The Marine Science Center served as the university's coordinating base for marine research. In June of the same year, its first advisory executive council was formed with the appointment of Dr. Edgardo D. Gomez as acting director. The center commenced its operations in February 1975 at the building of the U.P. Natural Sciences Research Institute. With its transformation into an institute on 23 April 1985, it began offering graduate programs.

On November 9, 1983, succeeding the talks of founder and director Dr. Edgardo D. Gomez to the local officials of Bolinao, Pangasinan, a land site was donated to the Marine Science Institute. In 1986, a grant was given to the Marine Science Institute to establish additional laboratories and dormitories. This resulted to the establishment and development of the Bolinao Marine Laboratory.
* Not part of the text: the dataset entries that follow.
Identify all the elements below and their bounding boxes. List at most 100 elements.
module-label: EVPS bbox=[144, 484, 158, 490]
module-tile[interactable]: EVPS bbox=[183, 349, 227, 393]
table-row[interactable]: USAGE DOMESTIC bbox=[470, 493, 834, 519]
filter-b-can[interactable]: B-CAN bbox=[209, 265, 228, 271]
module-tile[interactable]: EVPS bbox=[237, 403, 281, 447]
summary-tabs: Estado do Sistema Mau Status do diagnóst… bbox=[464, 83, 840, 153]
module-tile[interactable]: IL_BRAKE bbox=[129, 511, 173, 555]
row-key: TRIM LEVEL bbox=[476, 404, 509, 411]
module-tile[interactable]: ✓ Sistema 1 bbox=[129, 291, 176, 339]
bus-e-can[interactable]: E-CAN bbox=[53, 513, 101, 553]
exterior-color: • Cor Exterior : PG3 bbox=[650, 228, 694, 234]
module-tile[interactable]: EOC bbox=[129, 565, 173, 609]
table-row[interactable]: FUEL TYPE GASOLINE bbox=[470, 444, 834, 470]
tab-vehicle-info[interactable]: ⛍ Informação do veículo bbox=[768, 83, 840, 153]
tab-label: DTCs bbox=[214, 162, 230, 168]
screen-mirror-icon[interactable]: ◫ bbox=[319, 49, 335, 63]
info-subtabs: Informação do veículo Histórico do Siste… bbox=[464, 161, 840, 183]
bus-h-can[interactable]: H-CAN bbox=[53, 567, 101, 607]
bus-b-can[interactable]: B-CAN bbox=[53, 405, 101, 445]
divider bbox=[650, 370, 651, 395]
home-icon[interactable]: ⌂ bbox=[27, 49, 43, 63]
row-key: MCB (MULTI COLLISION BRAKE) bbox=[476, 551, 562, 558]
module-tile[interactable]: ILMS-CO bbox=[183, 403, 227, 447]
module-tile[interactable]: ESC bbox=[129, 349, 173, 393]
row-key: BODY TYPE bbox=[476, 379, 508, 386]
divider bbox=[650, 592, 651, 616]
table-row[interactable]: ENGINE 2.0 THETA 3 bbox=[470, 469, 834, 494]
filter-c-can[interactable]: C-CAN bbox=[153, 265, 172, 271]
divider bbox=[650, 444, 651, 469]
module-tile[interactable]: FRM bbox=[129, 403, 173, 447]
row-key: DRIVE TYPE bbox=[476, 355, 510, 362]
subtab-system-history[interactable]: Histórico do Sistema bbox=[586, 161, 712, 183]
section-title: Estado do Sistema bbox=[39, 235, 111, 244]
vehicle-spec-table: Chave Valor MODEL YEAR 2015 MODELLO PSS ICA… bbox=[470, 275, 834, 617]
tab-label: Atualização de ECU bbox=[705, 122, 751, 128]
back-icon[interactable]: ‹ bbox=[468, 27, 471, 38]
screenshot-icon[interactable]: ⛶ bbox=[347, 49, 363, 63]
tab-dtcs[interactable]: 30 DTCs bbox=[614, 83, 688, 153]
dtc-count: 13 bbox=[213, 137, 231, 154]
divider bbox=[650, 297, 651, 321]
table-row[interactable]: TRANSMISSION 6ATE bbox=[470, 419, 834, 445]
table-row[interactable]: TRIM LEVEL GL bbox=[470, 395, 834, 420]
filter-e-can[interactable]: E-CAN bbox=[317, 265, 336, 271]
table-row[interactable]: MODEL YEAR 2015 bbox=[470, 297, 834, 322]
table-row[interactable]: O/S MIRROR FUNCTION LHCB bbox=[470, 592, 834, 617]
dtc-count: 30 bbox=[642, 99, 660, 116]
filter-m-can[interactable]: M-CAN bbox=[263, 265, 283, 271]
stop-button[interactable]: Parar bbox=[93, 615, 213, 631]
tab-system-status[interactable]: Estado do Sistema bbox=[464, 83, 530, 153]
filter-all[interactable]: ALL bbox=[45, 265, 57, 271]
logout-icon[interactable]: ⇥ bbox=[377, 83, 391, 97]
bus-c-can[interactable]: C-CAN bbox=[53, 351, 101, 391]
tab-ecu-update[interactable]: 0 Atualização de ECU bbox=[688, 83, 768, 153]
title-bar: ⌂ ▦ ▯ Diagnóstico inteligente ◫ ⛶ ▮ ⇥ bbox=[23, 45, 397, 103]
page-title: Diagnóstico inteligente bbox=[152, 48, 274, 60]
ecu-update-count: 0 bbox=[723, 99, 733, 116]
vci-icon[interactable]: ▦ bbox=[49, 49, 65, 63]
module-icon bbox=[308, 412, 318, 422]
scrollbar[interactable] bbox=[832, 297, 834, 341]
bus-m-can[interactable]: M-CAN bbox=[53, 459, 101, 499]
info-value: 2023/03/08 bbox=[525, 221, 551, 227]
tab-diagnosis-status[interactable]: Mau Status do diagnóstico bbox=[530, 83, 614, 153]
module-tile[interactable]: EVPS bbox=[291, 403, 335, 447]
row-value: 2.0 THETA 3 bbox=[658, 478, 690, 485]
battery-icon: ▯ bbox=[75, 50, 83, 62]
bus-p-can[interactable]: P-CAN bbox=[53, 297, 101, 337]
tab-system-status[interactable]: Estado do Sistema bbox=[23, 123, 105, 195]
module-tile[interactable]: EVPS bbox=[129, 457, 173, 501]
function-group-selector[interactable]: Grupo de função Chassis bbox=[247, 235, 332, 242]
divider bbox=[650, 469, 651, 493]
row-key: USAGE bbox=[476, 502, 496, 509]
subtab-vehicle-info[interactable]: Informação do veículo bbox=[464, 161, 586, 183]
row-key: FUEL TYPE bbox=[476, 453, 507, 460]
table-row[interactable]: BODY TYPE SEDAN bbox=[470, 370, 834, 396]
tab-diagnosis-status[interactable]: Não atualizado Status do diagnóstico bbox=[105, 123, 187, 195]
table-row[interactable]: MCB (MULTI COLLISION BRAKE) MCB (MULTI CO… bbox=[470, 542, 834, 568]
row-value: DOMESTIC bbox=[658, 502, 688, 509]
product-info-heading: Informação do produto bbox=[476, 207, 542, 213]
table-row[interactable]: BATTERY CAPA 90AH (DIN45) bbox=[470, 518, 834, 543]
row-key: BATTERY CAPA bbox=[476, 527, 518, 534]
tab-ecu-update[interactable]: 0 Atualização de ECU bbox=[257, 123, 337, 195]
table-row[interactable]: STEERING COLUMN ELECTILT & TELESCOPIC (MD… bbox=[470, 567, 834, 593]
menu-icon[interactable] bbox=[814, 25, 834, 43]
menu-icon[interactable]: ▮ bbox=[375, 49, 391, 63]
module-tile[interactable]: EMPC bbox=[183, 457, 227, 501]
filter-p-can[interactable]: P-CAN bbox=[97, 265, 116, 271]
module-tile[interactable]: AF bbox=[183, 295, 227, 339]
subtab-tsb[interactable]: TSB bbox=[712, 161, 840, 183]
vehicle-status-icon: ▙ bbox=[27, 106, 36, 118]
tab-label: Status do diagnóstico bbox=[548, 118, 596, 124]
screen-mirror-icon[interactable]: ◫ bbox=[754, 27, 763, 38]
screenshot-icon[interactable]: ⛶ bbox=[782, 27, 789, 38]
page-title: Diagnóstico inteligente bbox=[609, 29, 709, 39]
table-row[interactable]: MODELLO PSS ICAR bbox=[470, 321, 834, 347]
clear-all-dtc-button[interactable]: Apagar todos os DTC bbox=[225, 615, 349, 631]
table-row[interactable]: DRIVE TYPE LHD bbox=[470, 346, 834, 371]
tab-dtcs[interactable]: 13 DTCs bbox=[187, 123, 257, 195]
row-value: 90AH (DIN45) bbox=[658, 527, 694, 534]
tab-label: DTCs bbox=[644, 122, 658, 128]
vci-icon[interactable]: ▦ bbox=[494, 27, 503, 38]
The Marine Science Institute is tasked to pursue research, teaching, and extension work in marine biology, marine chemistry, physical oceanography, marine geology, and related disciplines. Various graduate courses are offered by the institute. In addition to its plethora of graduate courses, the institute also offers several introductory courses for interested undergraduates.

On April 22, 2024, MSI, in its 50th founding anniversary, was re-named Edgardo D. Gomez Hall. The Marine Biodiversity Resources and Information System (MBRIS) building was inaugurated containing “MSI reference collections of marine organisms, libraries of natural products extracted from these organisms and other marine biodiversity collections,” MSI professor Maria Celia Malay announced.

==Research interests==
The institute engages in various avenues of research within the marine sciences from oceanography, marine biology and marine biotechnology.

The largest phycological herbarium in the country – the G.T. Velasquez Herbarium was founded here by Professor Gavino Trono. It has over 55, 000 dried specimens from 70 countries. 96% of these are seaweed.

==Notable alumni==
The Marine Science Institute has graduated three people who went on to be conferred the rank of National Scientist in its history: Lourdes Cruz, Edgardo Gomez and Gavino Trono.